The 15-month-old's belch brought tears of joy to her parents and the officers, one performing rescue breathing, as they rushed the toddler to the hospital.

"That young child let out a belch and that was the greatest sound that I ever heard," said Officer Michael Konatsotis, 45, who once lived in Hicksville.

Behind the wheel was Officer David Roussine, 25, a 2006 graduate of Glen Cove High School and varsity soccer player. He's been with the NYPD for about a year and a half, and Konatsotis for 17 years.

Both officers, who are assigned to the 30th precinct but were patrolling the 19th Saturday, now live in Queens.

"We were all just crying — a 45-year-old and a young guy, bawling, crying," Konatsotis said. "It was joyful."

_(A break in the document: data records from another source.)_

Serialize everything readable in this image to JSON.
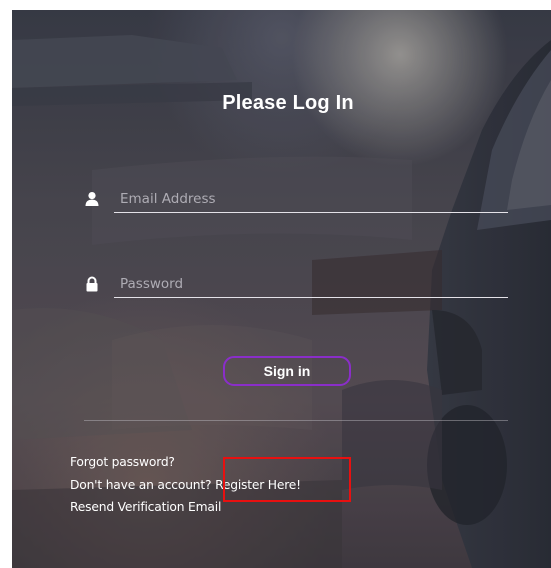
{
  "login": {
    "title": "Please Log In",
    "email_placeholder": "Email Address",
    "password_placeholder": "Password",
    "signin_label": "Sign in"
  },
  "links": {
    "forgot_password": "Forgot password?",
    "no_account_prefix": "Don't have an account?",
    "register": "Register Here!",
    "resend_verification": "Resend Verification Email"
  },
  "icons": {
    "email": "user-icon",
    "password": "lock-icon"
  },
  "colors": {
    "button_border": "#8a2ec9",
    "highlight": "#e81010"
  }
}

The episode unfolded yesterday around 2 p.m. when an police radio call sent the partners to 207 E. 74th St., between 2nd and 3rd avenues. As Konatsotis and Roussine pulled up, they saw the frantic parents.

"Looking at that beautiful baby that needed dire help, Dave and I knew that our training as police officers, as fathers and as New Yorkers — and now also as humans — we had to do something, and we did," Konatsotis said.

Said Roussine: "Someone so innocent — it's really difficult to comprehend someone so young could need our help."

"I took the baby in the front seat. Dave got behind that wheel, and with the parents and all in tow we boogied to New York Hospital," Konatsotis said.

Konatsotis performed chest compressions and mouth-to-mouth rescue breathing. Just as they were arriving at NewYork-Presbyterian Hospital/Weill Cornell Medical Center on East 68th Street, the child belched, the officers said.

"That baby took a little belch there, and I said, 'My God, that beautiful little bundle of joy she's OK," Konatsotis said.

Konatsotis gave the parents a golden "30" -- the cops' precinct — from his collar brass to commemorate the rescue.